Although some work-from-homers may have abandoned daily shaving in recent months, who wouldn’t want a longer-lasting razor? Multi-blade cartridges usually only last a week or two before they begin to grab at the skin, then get tossed in the garbage. But what if someone could invent a razor that stays sharp for six months, or even a year?

That’s the thinking behind a recent experiment by researchers at the Massachusetts Institute of Technology, who tried to find out why steel razor blades go dull so quickly, especially when they are just cutting soft human hair. By observing and recording the cutting process under a scanning electron microscope, the team noticed that the hairs created small chips in the blade surface.
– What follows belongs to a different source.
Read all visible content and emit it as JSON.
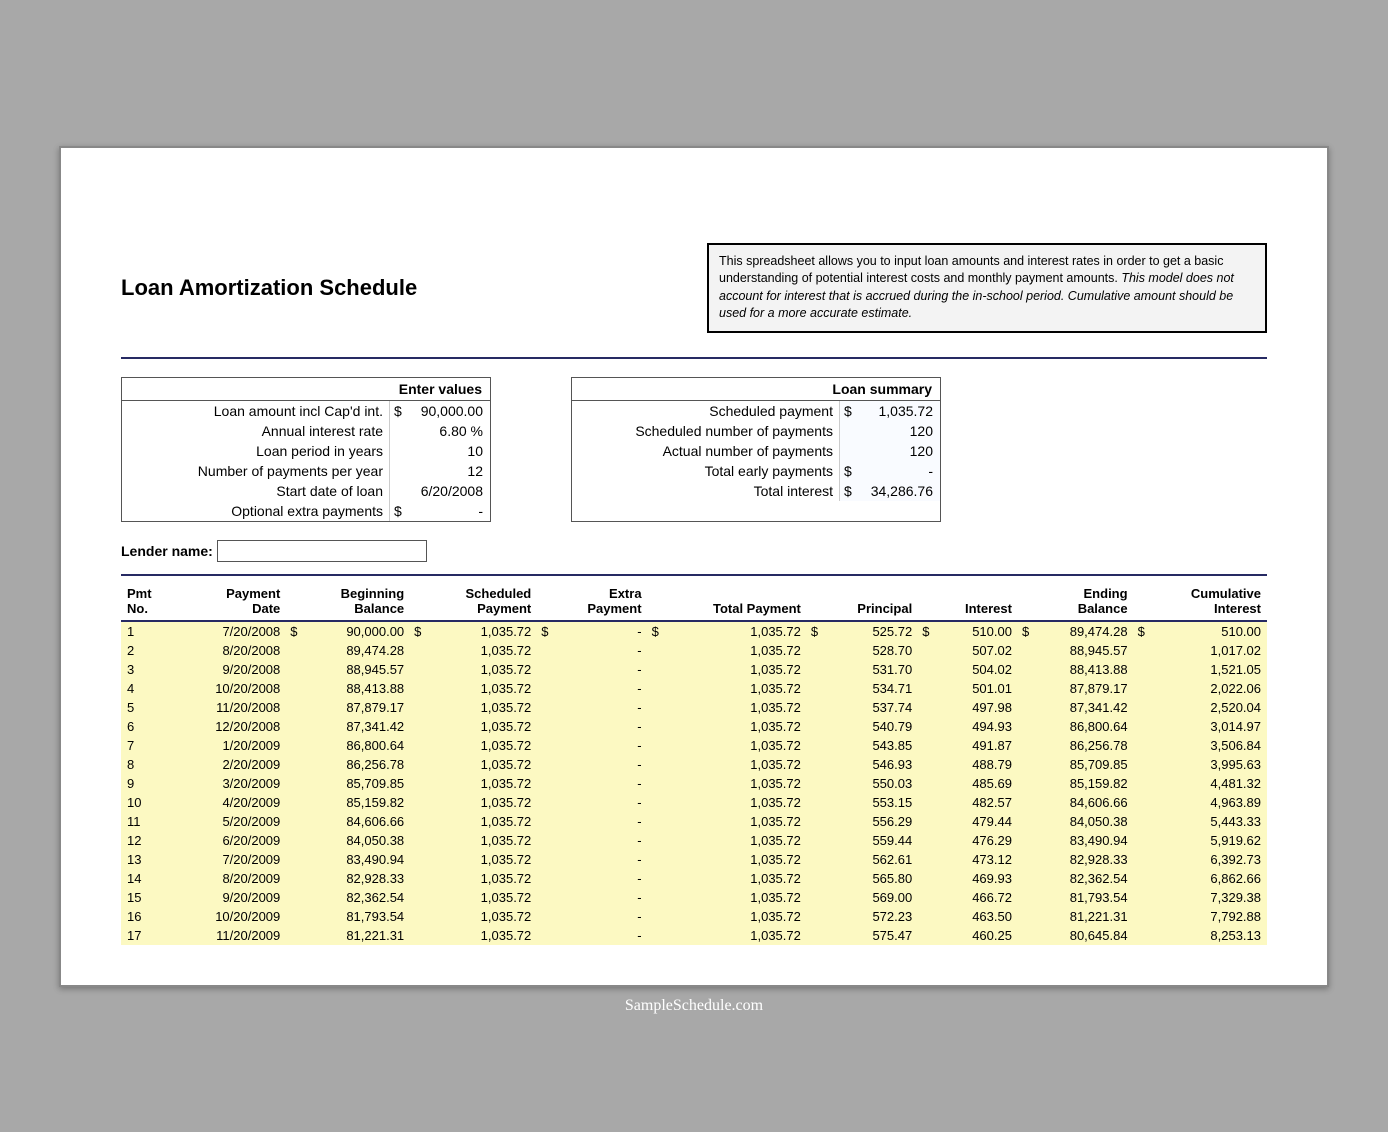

These microscopic chips wreck the blade’s ability to cut hair, according to Cem Tasan, professor of materials science at MIT and an author on the study published today in the journal Science, a finding that nobody expected.
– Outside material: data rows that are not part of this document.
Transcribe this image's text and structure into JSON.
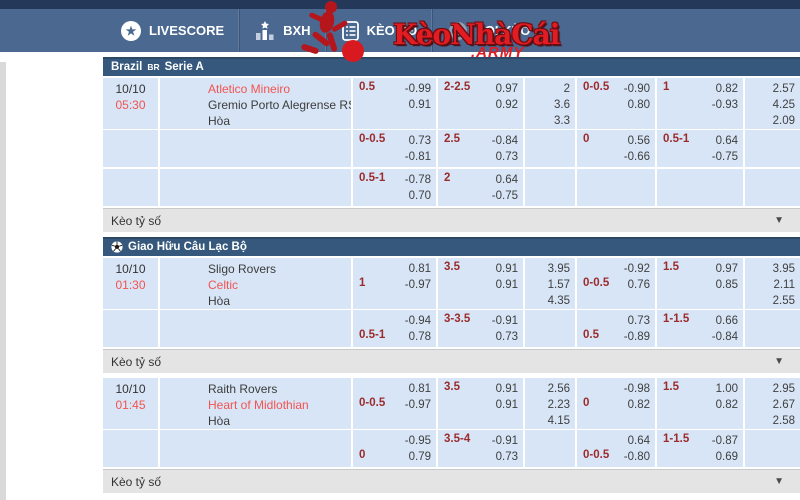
{
  "nav": {
    "items": [
      {
        "label": "LIVESCORE",
        "icon": "star-icon"
      },
      {
        "label": "BXH",
        "icon": "bar-chart-icon"
      },
      {
        "label": "KÈO BĐ",
        "icon": "clipboard-icon"
      },
      {
        "label": "SOI KÈO",
        "icon": "whistle-icon"
      }
    ],
    "logo": {
      "text": "KèoNhàCái",
      "suffix": ".ARMY"
    }
  },
  "colors": {
    "top_strip": "#24395a",
    "nav_bg": "#4a6890",
    "section_header_bg": "#35587c",
    "row_bg": "#d7e5f6",
    "handicap_red": "#9c2b2b",
    "team_red": "#f45350",
    "logo_red": "#e11c23",
    "score_row_bg": "#e4e4e4"
  },
  "score_row_label": "Kèo tỷ số",
  "sections": [
    {
      "title_prefix": "Brazil",
      "title_tag": "BR",
      "title_name": "Serie A",
      "ball_icon": false,
      "matches": [
        {
          "date": "10/10",
          "time": "05:30",
          "teams": [
            {
              "name": "Atletico Mineiro",
              "red": true
            },
            {
              "name": "Gremio Porto Alegrense RS",
              "red": false
            },
            {
              "name": "Hòa",
              "red": false
            }
          ],
          "rows": [
            {
              "cells": [
                {
                  "type": "hdp",
                  "value": "0.5",
                  "line": 1,
                  "odds": [
                    "-0.99",
                    "0.91"
                  ]
                },
                {
                  "type": "hdp",
                  "value": "2-2.5",
                  "line": 1,
                  "odds": [
                    "0.97",
                    "0.92"
                  ]
                },
                {
                  "type": "x12",
                  "values": [
                    "2",
                    "3.6",
                    "3.3"
                  ]
                },
                {
                  "type": "hdp",
                  "value": "0-0.5",
                  "line": 1,
                  "odds": [
                    "-0.90",
                    "0.80"
                  ]
                },
                {
                  "type": "hdp",
                  "value": "1",
                  "line": 1,
                  "odds": [
                    "0.82",
                    "-0.93"
                  ]
                },
                {
                  "type": "x12",
                  "values": [
                    "2.57",
                    "4.25",
                    "2.09"
                  ]
                }
              ]
            },
            {
              "cells": [
                {
                  "type": "hdp",
                  "value": "0-0.5",
                  "line": 1,
                  "odds": [
                    "0.73",
                    "-0.81"
                  ]
                },
                {
                  "type": "hdp",
                  "value": "2.5",
                  "line": 1,
                  "odds": [
                    "-0.84",
                    "0.73"
                  ]
                },
                {
                  "type": "x12",
                  "values": []
                },
                {
                  "type": "hdp",
                  "value": "0",
                  "line": 1,
                  "odds": [
                    "0.56",
                    "-0.66"
                  ]
                },
                {
                  "type": "hdp",
                  "value": "0.5-1",
                  "line": 1,
                  "odds": [
                    "0.64",
                    "-0.75"
                  ]
                },
                {
                  "type": "x12",
                  "values": []
                }
              ]
            },
            {
              "cells": [
                {
                  "type": "hdp",
                  "value": "0.5-1",
                  "line": 1,
                  "odds": [
                    "-0.78",
                    "0.70"
                  ]
                },
                {
                  "type": "hdp",
                  "value": "2",
                  "line": 1,
                  "odds": [
                    "0.64",
                    "-0.75"
                  ]
                },
                {
                  "type": "x12",
                  "values": []
                },
                {
                  "type": "empty"
                },
                {
                  "type": "empty"
                },
                {
                  "type": "empty"
                }
              ]
            }
          ]
        }
      ]
    },
    {
      "title_prefix": "",
      "title_tag": "",
      "title_name": "Giao Hữu Câu Lạc Bộ",
      "ball_icon": true,
      "matches": [
        {
          "date": "10/10",
          "time": "01:30",
          "teams": [
            {
              "name": "Sligo Rovers",
              "red": false
            },
            {
              "name": "Celtic",
              "red": true
            },
            {
              "name": "Hòa",
              "red": false
            }
          ],
          "rows": [
            {
              "cells": [
                {
                  "type": "hdp",
                  "value": "1",
                  "line": 2,
                  "odds": [
                    "0.81",
                    "-0.97"
                  ]
                },
                {
                  "type": "hdp",
                  "value": "3.5",
                  "line": 1,
                  "odds": [
                    "0.91",
                    "0.91"
                  ]
                },
                {
                  "type": "x12",
                  "values": [
                    "3.95",
                    "1.57",
                    "4.35"
                  ]
                },
                {
                  "type": "hdp",
                  "value": "0-0.5",
                  "line": 2,
                  "odds": [
                    "-0.92",
                    "0.76"
                  ]
                },
                {
                  "type": "hdp",
                  "value": "1.5",
                  "line": 1,
                  "odds": [
                    "0.97",
                    "0.85"
                  ]
                },
                {
                  "type": "x12",
                  "values": [
                    "3.95",
                    "2.11",
                    "2.55"
                  ]
                }
              ]
            },
            {
              "cells": [
                {
                  "type": "hdp",
                  "value": "0.5-1",
                  "line": 2,
                  "odds": [
                    "-0.94",
                    "0.78"
                  ]
                },
                {
                  "type": "hdp",
                  "value": "3-3.5",
                  "line": 1,
                  "odds": [
                    "-0.91",
                    "0.73"
                  ]
                },
                {
                  "type": "x12",
                  "values": []
                },
                {
                  "type": "hdp",
                  "value": "0.5",
                  "line": 2,
                  "odds": [
                    "0.73",
                    "-0.89"
                  ]
                },
                {
                  "type": "hdp",
                  "value": "1-1.5",
                  "line": 1,
                  "odds": [
                    "0.66",
                    "-0.84"
                  ]
                },
                {
                  "type": "x12",
                  "values": []
                }
              ]
            }
          ]
        },
        {
          "date": "10/10",
          "time": "01:45",
          "teams": [
            {
              "name": "Raith Rovers",
              "red": false
            },
            {
              "name": "Heart of Midlothian",
              "red": true
            },
            {
              "name": "Hòa",
              "red": false
            }
          ],
          "rows": [
            {
              "cells": [
                {
                  "type": "hdp",
                  "value": "0-0.5",
                  "line": 2,
                  "odds": [
                    "0.81",
                    "-0.97"
                  ]
                },
                {
                  "type": "hdp",
                  "value": "3.5",
                  "line": 1,
                  "odds": [
                    "0.91",
                    "0.91"
                  ]
                },
                {
                  "type": "x12",
                  "values": [
                    "2.56",
                    "2.23",
                    "4.15"
                  ]
                },
                {
                  "type": "hdp",
                  "value": "0",
                  "line": 2,
                  "odds": [
                    "-0.98",
                    "0.82"
                  ]
                },
                {
                  "type": "hdp",
                  "value": "1.5",
                  "line": 1,
                  "odds": [
                    "1.00",
                    "0.82"
                  ]
                },
                {
                  "type": "x12",
                  "values": [
                    "2.95",
                    "2.67",
                    "2.58"
                  ]
                }
              ]
            },
            {
              "cells": [
                {
                  "type": "hdp",
                  "value": "0",
                  "line": 2,
                  "odds": [
                    "-0.95",
                    "0.79"
                  ]
                },
                {
                  "type": "hdp",
                  "value": "3.5-4",
                  "line": 1,
                  "odds": [
                    "-0.91",
                    "0.73"
                  ]
                },
                {
                  "type": "x12",
                  "values": []
                },
                {
                  "type": "hdp",
                  "value": "0-0.5",
                  "line": 2,
                  "odds": [
                    "0.64",
                    "-0.80"
                  ]
                },
                {
                  "type": "hdp",
                  "value": "1-1.5",
                  "line": 1,
                  "odds": [
                    "-0.87",
                    "0.69"
                  ]
                },
                {
                  "type": "x12",
                  "values": []
                }
              ]
            }
          ]
        }
      ]
    }
  ]
}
“We want to design new materials that are better and go longer,” says Tasan. “This problem of the blade is an excellent example. We are so used to it, you don’t think about it. You use the razor for a few weeks and then move on.”

Tasan says razor blades are made of martensitic steels, some of the toughest materials known to mankind. Martenistic steel (named for a 19th century German metallurgist) is a super-hard alloy that is honed through heat and tempering, and is used in commercial razors, surgical instruments, ball bearings and bicycle disc brakes. What Tasan and his colleagues found is that, despite this strength, the blades fatigued rather quickly after multiple shaves.

Tasan and graduate student Gianluca Roscioli devised an experiment to examine the progress of wear and tear on a blade after each shave. After examining several different commercial razors, the team found that they all were made from a similar hardened steel-carbide alloy. Because the materials were similar, the experiment used only one brand of razor.

Roscioli shaved every three days for a month with the same razor, and then brought it into the Cambridge lab. The researchers set up a device to take images of the blades under the microscope, which bounces a beam of electrons off the surface to gain information about the blades’ molecular structure.

“Our initial thought was that this was a wear problem, that material was being removed from the razor,” Tasan says. “We were expecting to see that over time the blade gets rounder and rounder. We didn’t see it.”

Instead, he continues, “we saw fracturing and chipping of the blade that is forming this C-shaped crack.”

This video shows how the tiny chips form in the surface blade after slicing through the human hair.

Tasan says commercial disposable razors—those marketed to both men and women—typically use the same type of steel, but have different coatings and numbers of blades in the cartridge. (Razors marketed to men and women are similar except for handle design and the number of blades. Single-blade razors, often sold to women, don’t stay as sharp as long as multi-blade shavers, says Tasan.)